- GBP / USD looks vulnerable as the UK is gearing up for “Freedom Day”.
- The breakout of the symmetrical triangle on the daily chart points to a test of the 200 SMA.
- UK covid cases are the fastest growing in the world, risk aversion benefits the USD.
GBP / USD falls below the 1.3750 level as sellers remain in control amid gloomy market sentiment at the start of the European session on Monday.
Investors remain concerned about the recent surge in coronavirus cases around the world, in light of the highly contagious Delta strain of covid, leading to a pullback in perceived riskier assets while benefiting the safe haven US dollar. insurance.

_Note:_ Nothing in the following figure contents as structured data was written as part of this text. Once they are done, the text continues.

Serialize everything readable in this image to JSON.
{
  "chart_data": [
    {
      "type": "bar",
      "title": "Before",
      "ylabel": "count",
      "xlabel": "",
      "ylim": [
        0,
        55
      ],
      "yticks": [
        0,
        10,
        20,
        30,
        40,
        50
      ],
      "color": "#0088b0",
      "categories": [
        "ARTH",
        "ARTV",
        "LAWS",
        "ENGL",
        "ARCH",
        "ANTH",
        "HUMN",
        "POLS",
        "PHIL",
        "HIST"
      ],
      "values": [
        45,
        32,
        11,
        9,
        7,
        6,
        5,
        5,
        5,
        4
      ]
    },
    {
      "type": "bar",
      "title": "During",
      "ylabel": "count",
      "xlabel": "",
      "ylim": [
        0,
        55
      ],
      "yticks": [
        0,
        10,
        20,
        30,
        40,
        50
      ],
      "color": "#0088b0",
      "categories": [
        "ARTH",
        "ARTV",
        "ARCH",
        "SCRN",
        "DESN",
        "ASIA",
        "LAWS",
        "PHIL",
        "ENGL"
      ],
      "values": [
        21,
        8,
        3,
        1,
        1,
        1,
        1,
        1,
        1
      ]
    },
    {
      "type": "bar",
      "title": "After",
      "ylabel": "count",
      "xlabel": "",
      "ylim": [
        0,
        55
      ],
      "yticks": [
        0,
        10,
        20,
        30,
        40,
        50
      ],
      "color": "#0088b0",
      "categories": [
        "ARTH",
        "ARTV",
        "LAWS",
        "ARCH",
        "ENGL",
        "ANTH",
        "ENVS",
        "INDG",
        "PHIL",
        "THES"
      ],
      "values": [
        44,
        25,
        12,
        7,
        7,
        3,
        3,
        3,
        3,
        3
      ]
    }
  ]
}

Meanwhile, the resurgence of covid infections in the UK, as the nation prepares for a grand reopening today on “Freedom Day,” weighs negatively on the pound. Amid a possible removal of most social restrictions, the UK added more than 54,000 new cases on Saturday and more than 47,600 on Sunday.
Rising covid cases keep GBP bulls at bay.
All eyes remain on new covid-related developments on “Freedom Day”, while GBP / USD remains on the defensive amid the absence of top-tier macro news from both sides of the Atlantic.
GBP / USD technical perspective
GBP / USD confirmed a downside breakout of a symmetrical triangle on the daily chart last Friday.
The pair extends losses on Monday, heading for a test of the 200-day moving average (DMA) sloping upward at 1.3700.
Immediate support is seen at the July 8 low of 1.3742, which is now under attack.
The 14-day RSI is pointing lower below the midline, currently at 38, allowing for a further decline.
On the other hand, for a meaningful recovery, the bulls need a daily close above the triangle support now turned into resistance at 1.3789.
The next upside target for the pair’s bulls is at the slightly bearish 21 SMA at 1.3849.
All in all, the path of least resistance for GBP / USD looks to the downside.